Chipotle Skirt Steak Tacos - cooking recipe

Ingredients
    2 lbs skirt steaks
    1/4 onion
    2 garlic cloves
    1 teaspoon cumin
    1 teaspoon coriander
    1 teaspoon salt
    1/2 teaspoon pepper
    1 tablespoon chopped cilantro
    Canned Chili en Adobo
    1 -3 chipotle pepper (use more peppers if you like the heat)
    2 teaspoons adobo sauce
    Accompaniments
    corn tortilla, shredded cheese, avocado, sour cream, lettuce, lime wedges, salsa (not your standard store bought salsa!)
Preparation
    Puree a single chipotle pepper (not the whole can) + 2 tsp of the adobo sauce with the onion, garlic, cumin, coriander, salt and pepper. Taste and add more chipotle if needed. Stir in the cilantro. Throw it all in a zip lock bag with the skirt steak for at least 2 hours. Grill medium-rare. Cut the skirt steak into thin strips across the grain. Serve with taco accompaniments.
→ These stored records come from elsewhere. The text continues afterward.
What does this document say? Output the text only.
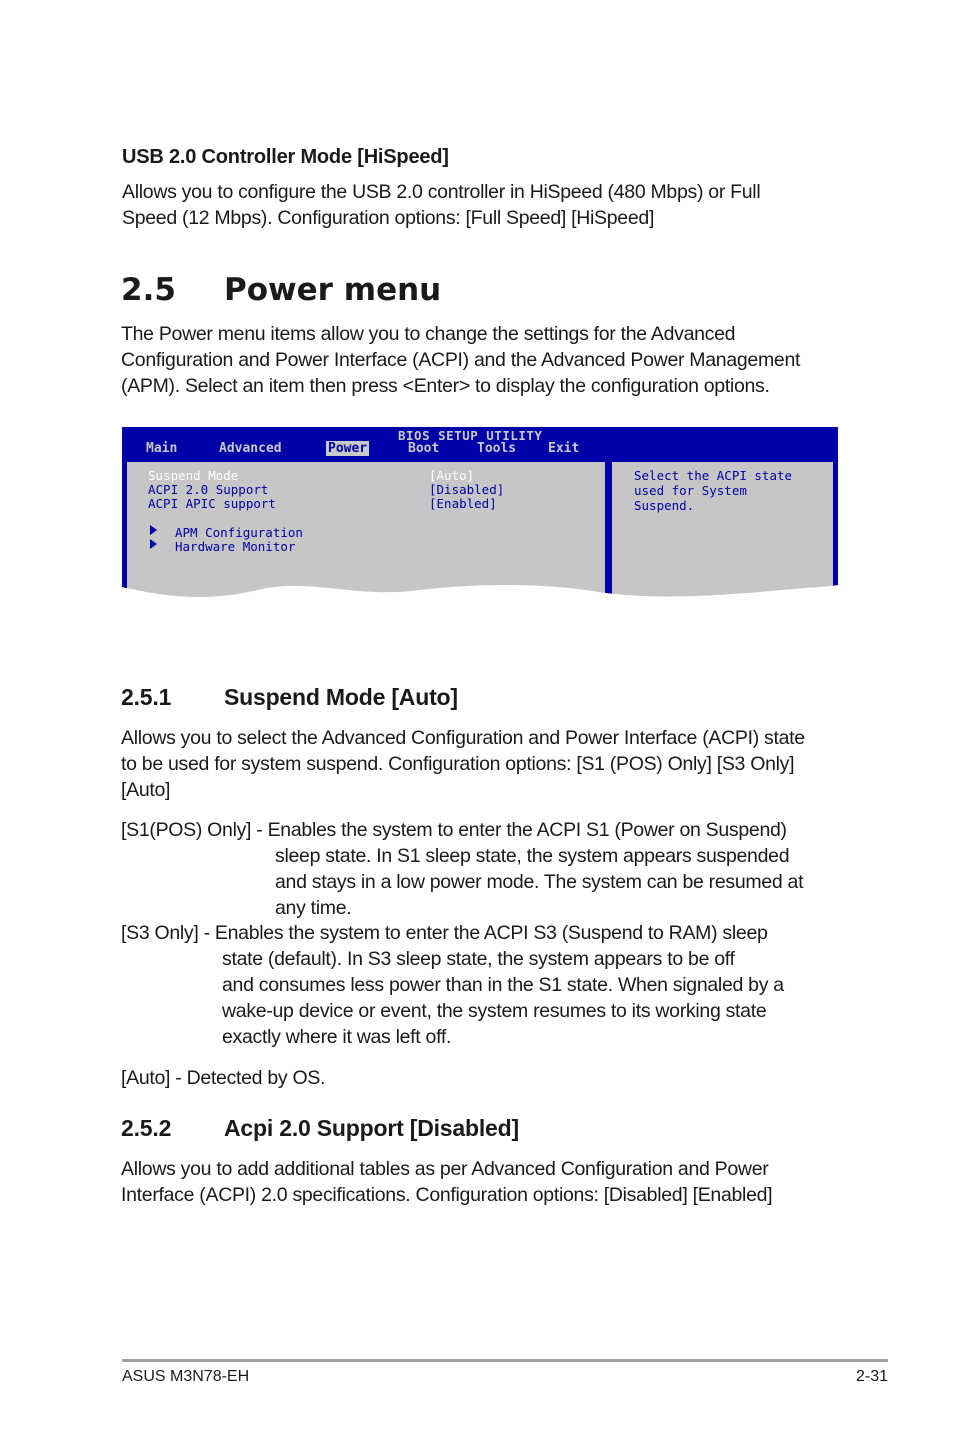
USB 2.0 Controller Mode [HiSpeed]
Allows you to configure the USB 2.0 controller in HiSpeed (480 Mbps) or Full
Speed (12 Mbps). Configuration options: [Full Speed] [HiSpeed]
2.5 Power menu
The Power menu items allow you to change the settings for the Advanced
Configuration and Power Interface (ACPI) and the Advanced Power Management
(APM). Select an item then press <Enter> to display the configuration options.
BIOS SETUP UTILITY
Main	Advanced	Power	Boot	Tools Exit
Suspend Mode	[Auto]
ACPI 2.0 Support	[Disabled]
ACPI APIC support	[Enabled]
APM Configuration
Hardware Monitor
Select the ACPI state
used for System
Suspend.
2.5.1 Suspend Mode [Auto]
Allows you to select the Advanced Configuration and Power Interface (ACPI) state
to be used for system suspend. Configuration options: [S1 (POS) Only] [S3 Only]
[Auto]
[S1(POS) Only] - Enables the system to enter the ACPI S1 (Power on Suspend)
sleep state. In S1 sleep state, the system appears suspended
and stays in a low power mode. The system can be resumed at
any time.
[S3 Only] - Enables the system to enter the ACPI S3 (Suspend to RAM) sleep
state (default). In S3 sleep state, the system appears to be off
and consumes less power than in the S1 state. When signaled by a
wake-up device or event, the system resumes to its working state
exactly where it was left off.
[Auto] - Detected by OS.
2.5.2 Acpi 2.0 Support [Disabled]
Allows you to add additional tables as per Advanced Configuration and Power
Interface (ACPI) 2.0 specifications. Configuration options: [Disabled] [Enabled]
ASUS M3N78-EH	2-31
    Note: I throw the corn tortillas directly on the grill 30 seconds, flip, add cheese, grill 30 seconds, remove. This melts the cheese oh-so-perfectly and chars the tortilla edges just a tiny bit for that crunch. Heating it also takes away some of the \"rawness\" that corn tortillas have when they are straight out of the bag.